Online To In-Store Foot Traffic – National Retailer
- 60%+ of total Web users clicked on Operating Hours
- 16%+ of mobile users clicked on Maps
- 5% of total Web users clicked on Driving Directions
- 2.7% of Web users clicked on Shop Online
International Dealer Network Case Study
Incoming Calls via Call Tracking Numbers:
Over fifty-seven percent of total users called the Business Location with the following features:
- Call Tracking
- Time of Day
- Missed Calls
- Call Recording Capability
- Specialized Service Levels by Department
3 Recommended Foot Traffic Measurement Techniques
- Analyze current Store Locator Traffic.
- Apply current Foot Traffic quantities (Example: 1,000,000 Unique Visitors to Store Locator = Current Level of Foot Traffic).
- Measure increase in Traffic to Store Locator, then measure increase in Foot Traffic for the same month, applying the same equation with the expectation that the Increase to Store Locator will show an increase in Percentage of Foot Traffic.
Additional Foot Traffic Metrics To Watch
- Click Analytics on Coupons and Redemption Analytics to Coupons
- Click and Pick Analytics from Online to In-Store Pick-up
- Click Analytics on activities such as Maps and Driving Directions
- Click Analytics on Click-to-Call activity and telephone traffic
- Click Redemption Analytics on Promotions and Give-Aways
Profitable Retailers Are On The Cutting Edge
On the upside, most in-store researchers (35%) bought from the retailer’s store location where they were comparison-shopping, 19 percent bought online and only 8 percent went to another store (Pew Internet and American Life Project, January 2012).
Sometimes, immediacy is important for conversion, and there’s no substitution for the personal touch.
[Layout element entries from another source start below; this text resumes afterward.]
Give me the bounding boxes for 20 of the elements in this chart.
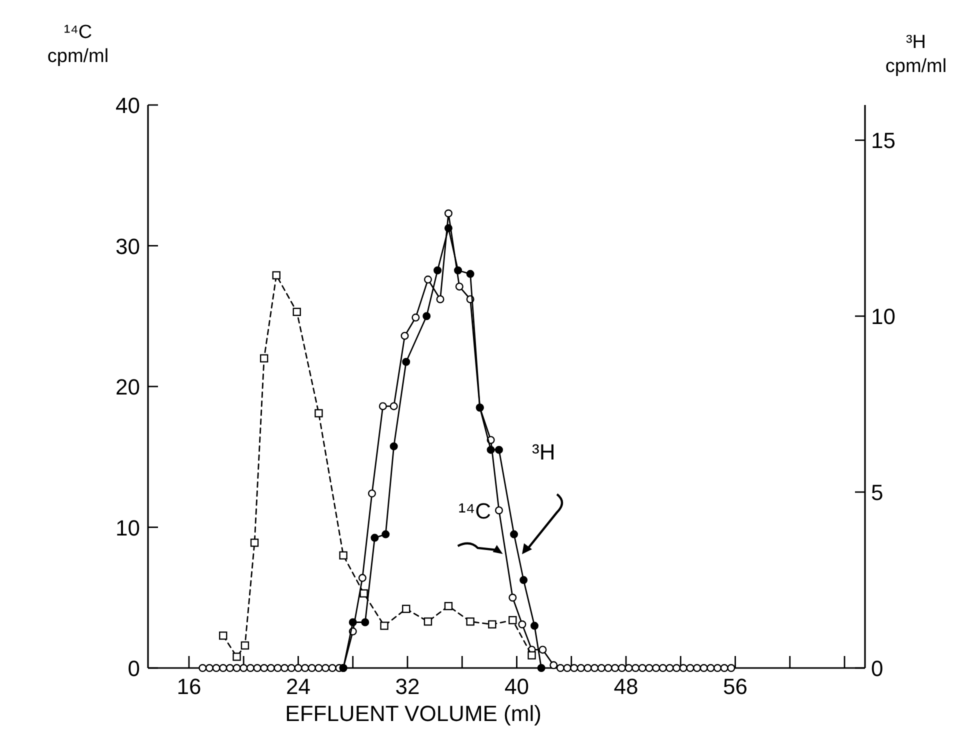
x-axis-title: EFFLUENT VOLUME (ml) [285, 701, 542, 726]
y-tick-label: 40 [116, 93, 140, 118]
y2-tick-label: 5 [871, 480, 884, 506]
x-tick-label: 32 [395, 674, 420, 699]
y2-tick-label: 15 [871, 128, 896, 154]
y2-axis-title: ³H cpm/ml [885, 32, 947, 77]
y2-tick-label: 0 [871, 656, 884, 681]
x-tick-label: 56 [723, 674, 748, 699]
series-label: ³H [532, 439, 556, 464]
x-tick-label: 16 [176, 674, 202, 699]
y-tick-label: 20 [116, 374, 140, 400]
y2-tick-label: 10 [871, 304, 896, 330]
y-axis-title: ¹⁴C cpm/ml [47, 22, 109, 67]
y-tick-label: 0 [128, 656, 140, 681]
series-label: ¹⁴C [458, 498, 492, 524]
x-tick-label: 24 [286, 674, 310, 699]
x-tick-label: 40 [504, 674, 529, 699]
x-tick-label: 48 [614, 674, 638, 699]
y-tick-label: 10 [116, 515, 140, 540]
y-tick-label: 30 [116, 234, 140, 259]
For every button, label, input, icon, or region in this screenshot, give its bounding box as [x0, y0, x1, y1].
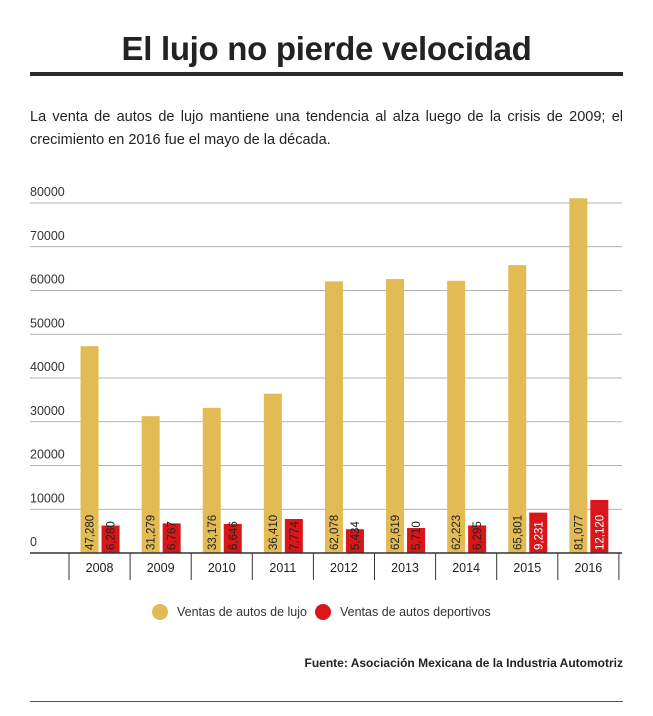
data-label-deportivos: 6,295: [472, 521, 484, 550]
data-label-lujo: 33,176: [207, 515, 219, 550]
source-note: Fuente: Asociación Mexicana de la Indust…: [304, 656, 624, 670]
data-label-deportivos: 5,710: [411, 521, 423, 550]
y-tick-label: 0: [30, 535, 37, 549]
data-label-lujo: 62,619: [390, 515, 402, 550]
y-tick-label: 80000: [30, 185, 65, 199]
data-label-lujo: 65,801: [512, 515, 524, 550]
chart-title: El lujo no pierde velocidad: [121, 30, 532, 67]
x-tick-label: 2014: [452, 561, 480, 575]
bar-lujo: [324, 281, 343, 553]
data-label-deportivos: 9,231: [533, 521, 545, 550]
x-tick-label: 2015: [513, 561, 541, 575]
data-label-deportivos: 12,120: [594, 515, 606, 550]
x-tick-label: 2016: [574, 561, 602, 575]
bar-lujo: [202, 407, 221, 553]
bar-deportivos: [468, 525, 487, 553]
y-tick-label: 70000: [30, 229, 65, 243]
x-tick-label: 2008: [86, 561, 114, 575]
y-tick-label: 20000: [30, 448, 65, 462]
bar-deportivos: [101, 525, 120, 553]
bar-deportivos: [162, 523, 181, 553]
y-tick-label: 40000: [30, 360, 65, 374]
bar-lujo: [569, 198, 588, 553]
x-tick-label: 2010: [208, 561, 236, 575]
legend-swatch-deportivos: [315, 604, 331, 620]
bar-deportivos: [284, 518, 303, 553]
y-tick-label: 60000: [30, 273, 65, 287]
bar-lujo: [263, 393, 282, 553]
x-tick-label: 2009: [147, 561, 175, 575]
data-label-lujo: 62,078: [329, 515, 341, 550]
y-tick-label: 30000: [30, 404, 65, 418]
x-tick-label: 2013: [391, 561, 419, 575]
bar-lujo: [386, 279, 405, 553]
data-label-lujo: 31,279: [146, 515, 158, 550]
bar-lujo: [447, 280, 466, 553]
legend-label-deportivos: Ventas de autos deportivos: [340, 605, 491, 619]
legend-item-lujo: Ventas de autos de lujo: [152, 604, 307, 620]
data-label-deportivos: 6,646: [228, 521, 240, 550]
bar-deportivos: [223, 523, 242, 553]
chart-subtitle: La venta de autos de lujo mantiene una t…: [30, 109, 623, 148]
bar-lujo: [508, 265, 527, 553]
data-label-lujo: 62,223: [451, 515, 463, 550]
bottom-divider: [30, 701, 623, 702]
bar-deportivos: [590, 499, 609, 553]
x-tick-label: 2011: [269, 561, 296, 575]
legend-swatch-lujo: [152, 604, 168, 620]
data-label-deportivos: 6,767: [167, 521, 179, 550]
data-label-deportivos: 5,434: [350, 521, 362, 550]
data-label-deportivos: 6,280: [106, 521, 118, 550]
data-label-lujo: 47,280: [85, 515, 97, 550]
y-tick-label: 10000: [30, 491, 65, 505]
bar-deportivos: [407, 528, 426, 553]
bar-deportivos: [529, 512, 548, 553]
y-tick-label: 50000: [30, 316, 65, 330]
bar-lujo: [80, 346, 99, 553]
legend-item-deportivos: Ventas de autos deportivos: [315, 604, 491, 620]
data-label-lujo: 81,077: [573, 515, 585, 550]
bar-deportivos: [345, 529, 364, 553]
data-label-lujo: 36,410: [268, 515, 280, 550]
data-label-deportivos: 7,774: [289, 521, 301, 550]
legend-label-lujo: Ventas de autos de lujo: [177, 605, 307, 619]
title-divider: [30, 72, 623, 76]
x-tick-label: 2012: [330, 561, 358, 575]
bar-chart: 0 10000 20000 30000 40000 50000 60000 70000 8000…: [30, 185, 622, 580]
chart-legend: Ventas de autos de lujo Ventas de autos …: [0, 604, 653, 624]
bar-lujo: [141, 416, 160, 553]
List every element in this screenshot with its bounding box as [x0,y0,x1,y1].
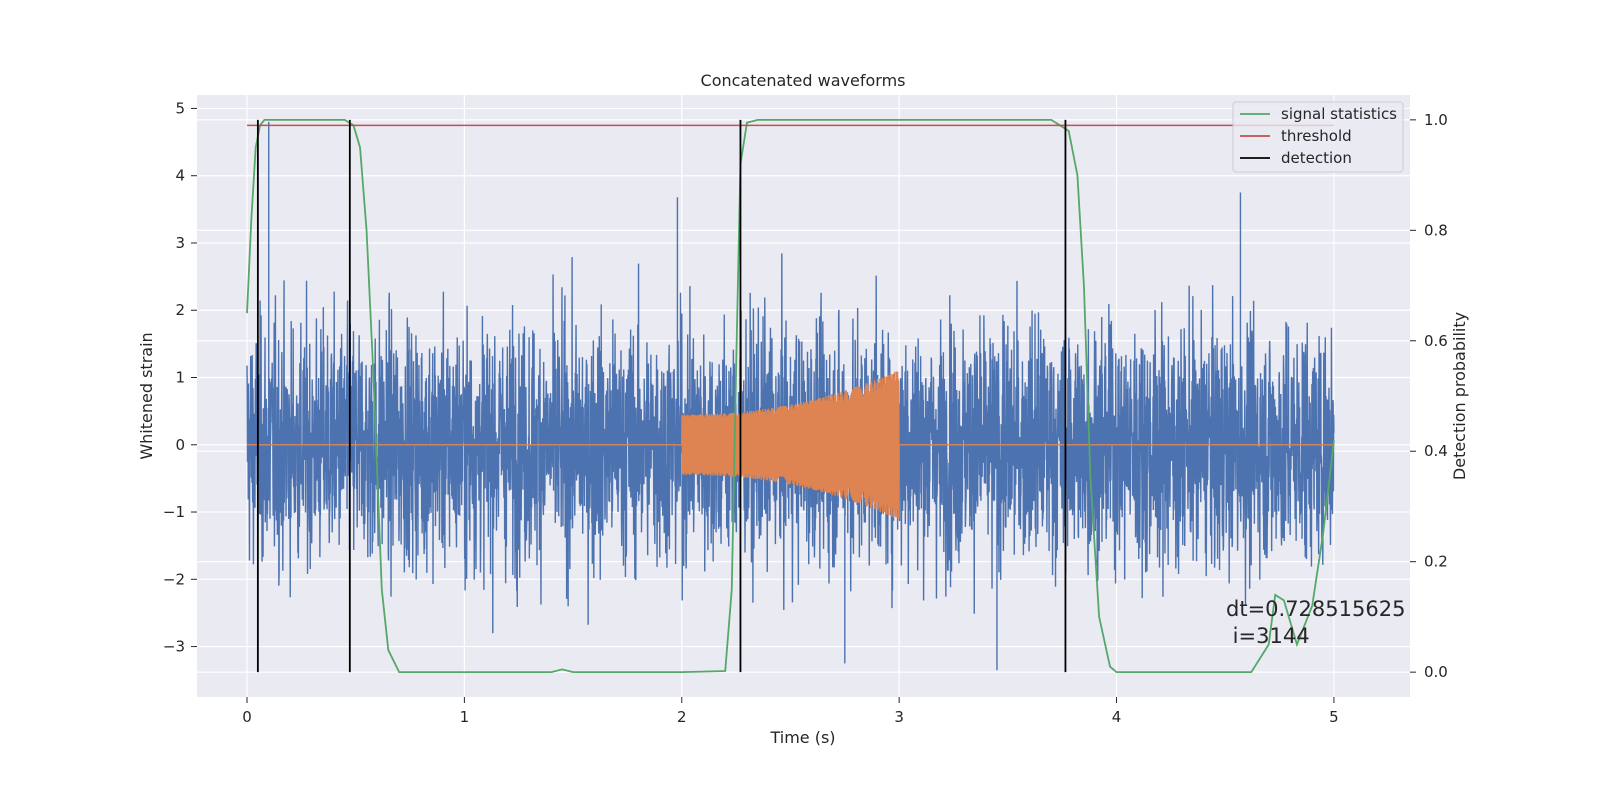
x-tick-label: 3 [894,708,904,726]
plot-content [246,118,1335,674]
y-tick-label: −3 [163,638,185,656]
y2-tick-label: 0.0 [1424,663,1448,681]
detection-lines [256,119,1067,673]
annotation-i: i=3144 [1226,624,1310,648]
legend-label-detection: detection [1281,149,1352,167]
y-axis-right: 0.0 0.2 0.4 0.6 0.8 1.0 [1410,111,1448,681]
signal-statistics-line [246,118,1335,674]
legend-box [1232,101,1404,173]
y2-tick-label: 0.4 [1424,442,1448,460]
x-axis: 0 1 2 3 4 5 [242,697,1339,726]
injection-series [246,371,1334,519]
strain-series [246,121,1335,671]
x-tick-label: 5 [1329,708,1339,726]
y2-axis-label: Detection probability [1450,312,1469,480]
legend-label-threshold: threshold [1281,127,1352,145]
y-tick-label: −1 [163,503,185,521]
y2-tick-label: 1.0 [1424,111,1448,129]
y-tick-label: 4 [175,167,185,185]
y-axis-left: −3 −2 −1 0 1 2 3 4 5 [163,99,197,656]
y-axis-label: Whitened strain [137,332,156,459]
y-tick-label: 0 [175,436,185,454]
x-tick-label: 4 [1112,708,1122,726]
x-tick-label: 0 [242,708,252,726]
x-tick-label: 1 [460,708,470,726]
y2-tick-label: 0.2 [1424,553,1448,571]
y2-tick-label: 0.8 [1424,221,1448,239]
chart-title: Concatenated waveforms [701,71,906,90]
y-tick-label: 3 [175,234,185,252]
x-axis-label: Time (s) [769,728,835,747]
x-tick-label: 2 [677,708,687,726]
y-tick-label: 2 [175,301,185,319]
y2-tick-label: 0.6 [1424,332,1448,350]
legend: signal statistics threshold detection [1232,101,1404,173]
y-tick-label: 1 [175,369,185,387]
y-tick-label: −2 [163,570,185,588]
legend-label-signal-statistics: signal statistics [1281,105,1397,123]
y-tick-label: 5 [175,99,185,117]
annotation-dt: dt=0.728515625 [1226,597,1405,621]
annotation: dt=0.728515625 i=3144 [1226,597,1405,648]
Brick and mortar retailers can be more profitable by keeping up with and adapting to changes in consumer behavior while considering ways to cut overhead with the use of SEO and other marketing tactics to drive in-store sales.
In conclusion, gone are the days when retailing was relatively simple. Today’s retailers must not only know how to sell, they must integrate every online-offline marketing tactic available to gain advantage, as indicated in the information above.